Printing money is not the solution

With another £40bn disappearing down the black hole known as the British Banking sector, the financial cost of the economic and banking collapse is now only rivaled by the two World Wars in it’s cost to the UK taxpayer. Rather than going to support credit to business or households, the further £25bn of “newly printed money” announced today is likely to go to help prop up the Government debt mountain.


 
The above chart shows how the Bank of England has been using quantative easing since March. 98.8 per cent has been used to purchase Gilts. As fast as the Debt Management Office “sells” Gilts to the “market”, the Bank of England shows up and buys them. The investment banks have been making a nice turn in recent months out of transferring money from one arm of the Government to another. The fact the new money is being laundered back to the Government via the investment banks does not change the economic reality of this process: the Bank of England is financing the Government’s debt needs via printing money in the manner of the Weimar Republic and Zimbabwe.


 
The above chart shows who has bought and sold Gilts since the Bank of England started its money printing programme. The only buyer of Government debt in the UK has been the Government itself. All other investors have used the Bank of England’s buying as a route to exit.  With the Bank finally acknowledging that a collapsing currency, soaring oil price and consumption taxes may lead to rising inflation in the coming months, its ability to continue rolling the printing press is going to be increasingly difficult.
 
The belief that lack of money supply is the key restraint on the UK economy, which is being used as the cover for financing the deficit in this way, is misguided. Rather than simply expanding the amount of money in the economy and giving it all to the Government, economic policy needs to be directed at restoring the flow of credit and reducing the cost of existing debt for the private sector. If the Bank was serious about using new money to improve credit availability, they could have followed the example of the Federal Reserve and European Central Bank in directing asset purchases to mortgage and credit related assets. The vast majority of Fed asset purchases were of mortgage bonds.

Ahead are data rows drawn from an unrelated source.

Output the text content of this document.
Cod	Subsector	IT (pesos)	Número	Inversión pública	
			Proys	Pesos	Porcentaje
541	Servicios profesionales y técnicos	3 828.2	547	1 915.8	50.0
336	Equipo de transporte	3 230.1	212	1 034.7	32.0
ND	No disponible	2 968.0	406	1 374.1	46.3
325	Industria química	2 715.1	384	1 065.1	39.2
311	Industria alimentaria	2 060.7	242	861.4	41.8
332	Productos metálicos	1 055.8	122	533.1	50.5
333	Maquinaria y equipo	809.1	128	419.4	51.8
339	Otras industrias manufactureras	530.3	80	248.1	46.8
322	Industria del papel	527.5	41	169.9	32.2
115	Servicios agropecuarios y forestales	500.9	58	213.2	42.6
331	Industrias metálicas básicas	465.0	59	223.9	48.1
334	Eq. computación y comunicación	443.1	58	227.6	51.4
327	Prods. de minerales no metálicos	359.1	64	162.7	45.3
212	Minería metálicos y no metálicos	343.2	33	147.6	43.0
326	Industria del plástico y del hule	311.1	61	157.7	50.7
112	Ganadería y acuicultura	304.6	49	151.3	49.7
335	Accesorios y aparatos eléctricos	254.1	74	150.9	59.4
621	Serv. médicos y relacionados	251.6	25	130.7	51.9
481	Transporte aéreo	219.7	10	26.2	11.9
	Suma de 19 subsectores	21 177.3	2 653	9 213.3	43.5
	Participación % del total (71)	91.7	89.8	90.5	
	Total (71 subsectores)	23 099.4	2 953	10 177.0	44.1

The key problem the UK private sector faces is a lack of credit due to a bust banking system. The above chart shows the average rate on a new mortgage taken out in the UK each month – this has stuck resolutely around 4.4% since the money printing programme was launched in March. Net lending growth also remains floored. Without a well functioning credit intermediary, the private sector simply can’t recover. The fix to this is not printing money to fund government deficits, but to fully resolve the bad debt and capital issues of the banking sector. With the Federal Reserve in the US now stepping back from its money printing to purchase assets, the UK is left alone now in its printing money “solution” to the recession. The Bank risks collapsing the Pound through further printing and a surge in inflation; the practice is amplifying rather than resolving the UK’s economic crisis.